Foreign exchange offices and payment service companies that intermediate cash remittances should, whenever they wish to buy foreign currency, put in a request to the banks with which they have commercial relations, the National Bank of Angola has instructed.
Instruction no. 15/2018, dated 19 November, of the National Bank of Angola (BNA), also establishes that the total requested amount per week by each of those entities to commercial banks should not exceed their own funds.
“The BNA sells foreign currency to commercial banks in accordance with the provisions of the Instruction that governs the procedures of the auctions, and commercial banks must assign the foreign currency to their clients, exchange offices and remittance companies, on the same terms as to their other clients reflected in the needs map,” the document said.

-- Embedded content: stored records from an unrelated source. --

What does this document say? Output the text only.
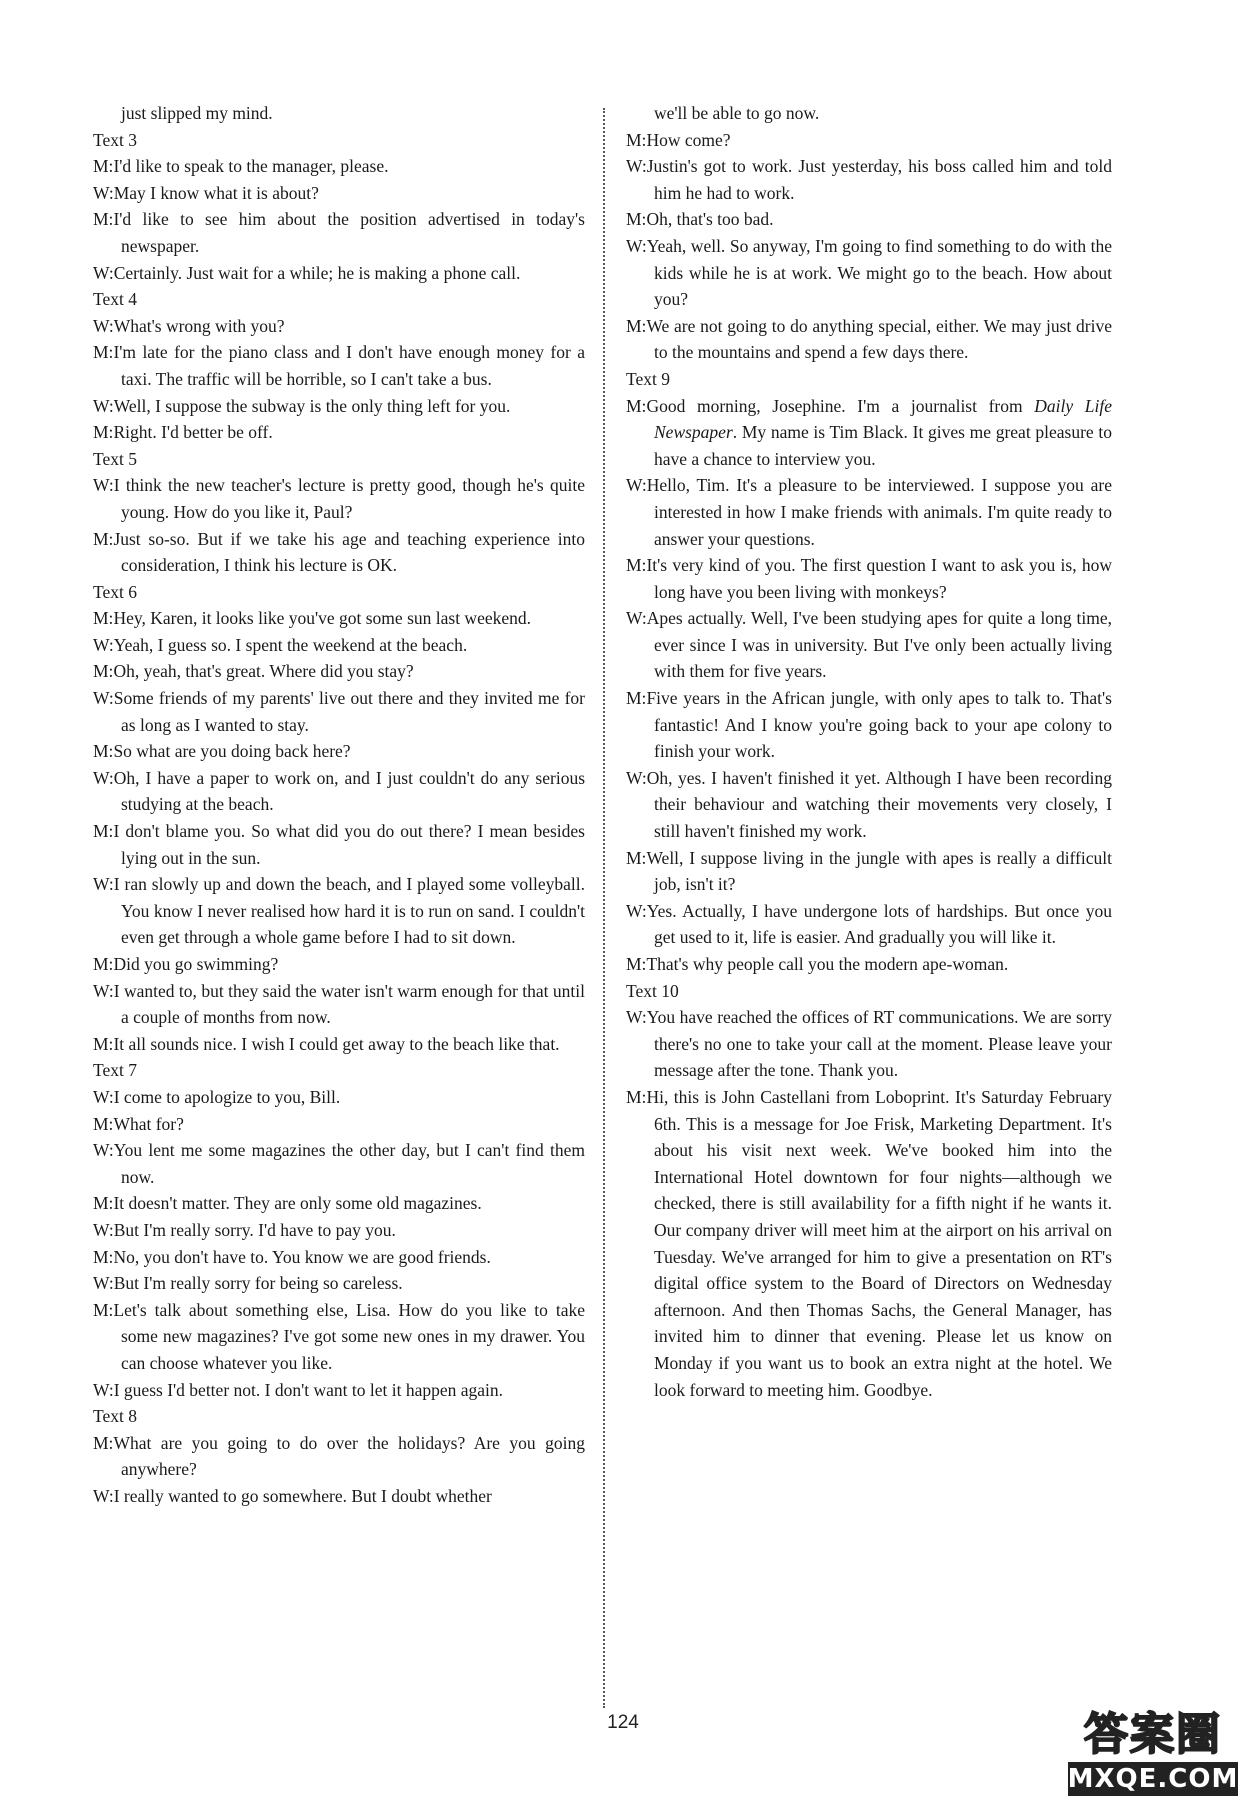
just slipped my mind.
Text 3
M:I'd like to speak to the manager, please.
W:May I know what it is about?
M:I'd like to see him about the position advertised in today's newspaper.
W:Certainly. Just wait for a while; he is making a phone call.
Text 4
W:What's wrong with you?
M:I'm late for the piano class and I don't have enough money for a taxi. The traffic will be horrible, so I can't take a bus.
W:Well, I suppose the subway is the only thing left for you.
M:Right. I'd better be off.
Text 5
W:I think the new teacher's lecture is pretty good, though he's quite young. How do you like it, Paul?
M:Just so-so. But if we take his age and teaching experience into consideration, I think his lecture is OK.
Text 6
M:Hey, Karen, it looks like you've got some sun last weekend.
W:Yeah, I guess so. I spent the weekend at the beach.
M:Oh, yeah, that's great. Where did you stay?
W:Some friends of my parents' live out there and they invited me for as long as I wanted to stay.
M:So what are you doing back here?
W:Oh, I have a paper to work on, and I just couldn't do any serious studying at the beach.
M:I don't blame you. So what did you do out there? I mean besides lying out in the sun.
W:I ran slowly up and down the beach, and I played some volleyball. You know I never realised how hard it is to run on sand. I couldn't even get through a whole game before I had to sit down.
M:Did you go swimming?
W:I wanted to, but they said the water isn't warm enough for that until a couple of months from now.
M:It all sounds nice. I wish I could get away to the beach like that.
Text 7
W:I come to apologize to you, Bill.
M:What for?
W:You lent me some magazines the other day, but I can't find them now.
M:It doesn't matter. They are only some old magazines.
W:But I'm really sorry. I'd have to pay you.
M:No, you don't have to. You know we are good friends.
W:But I'm really sorry for being so careless.
M:Let's talk about something else, Lisa. How do you like to take some new magazines? I've got some new ones in my drawer. You can choose whatever you like.
W:I guess I'd better not. I don't want to let it happen again.
Text 8
M:What are you going to do over the holidays? Are you going anywhere?
W:I really wanted to go somewhere. But I doubt whether
we'll be able to go now.
M:How come?
W:Justin's got to work. Just yesterday, his boss called him and told him he had to work.
M:Oh, that's too bad.
W:Yeah, well. So anyway, I'm going to find something to do with the kids while he is at work. We might go to the beach. How about you?
M:We are not going to do anything special, either. We may just drive to the mountains and spend a few days there.
Text 9
M:Good morning, Josephine. I'm a journalist from Daily Life Newspaper. My name is Tim Black. It gives me great pleasure to have a chance to interview you.
W:Hello, Tim. It's a pleasure to be interviewed. I suppose you are interested in how I make friends with animals. I'm quite ready to answer your questions.
M:It's very kind of you. The first question I want to ask you is, how long have you been living with monkeys?
W:Apes actually. Well, I've been studying apes for quite a long time, ever since I was in university. But I've only been actually living with them for five years.
M:Five years in the African jungle, with only apes to talk to. That's fantastic! And I know you're going back to your ape colony to finish your work.
W:Oh, yes. I haven't finished it yet. Although I have been recording their behaviour and watching their movements very closely, I still haven't finished my work.
M:Well, I suppose living in the jungle with apes is really a difficult job, isn't it?
W:Yes. Actually, I have undergone lots of hardships. But once you get used to it, life is easier. And gradually you will like it.
M:That's why people call you the modern ape-woman.
Text 10
W:You have reached the offices of RT communications. We are sorry there's no one to take your call at the moment. Please leave your message after the tone. Thank you.
M:Hi, this is John Castellani from Loboprint. It's Saturday February 6th. This is a message for Joe Frisk, Marketing Department. It's about his visit next week. We've booked him into the International Hotel downtown for four nights—although we checked, there is still availability for a fifth night if he wants it. Our company driver will meet him at the airport on his arrival on Tuesday. We've arranged for him to give a presentation on RT's digital office system to the Board of Directors on Wednesday afternoon. And then Thomas Sachs, the General Manager, has invited him to dinner that evening. Please let us know on Monday if you want us to book an extra night at the hotel. We look forward to meeting him. Goodbye.
124	答案圈
MXQE.COM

As regards the conditions of sale by banks to exchange offices and remittance companies, they may only make foreign currency available in physical notes to the exchange offices and must, at the time of sale, debit the national currency account of those institutions against delivery of physical notes.
Banks may only make currency available to remittance companies, which can only be used for transfer to their foreign counterparts with which they work, to cover remittances executed at the request of their clients.
In the sale of foreign currency to bureaux de change and remittance companies, banks may charge a margin of up to 2.0% on the reference exchange rate published on the institutional website of the National Bank of Angola.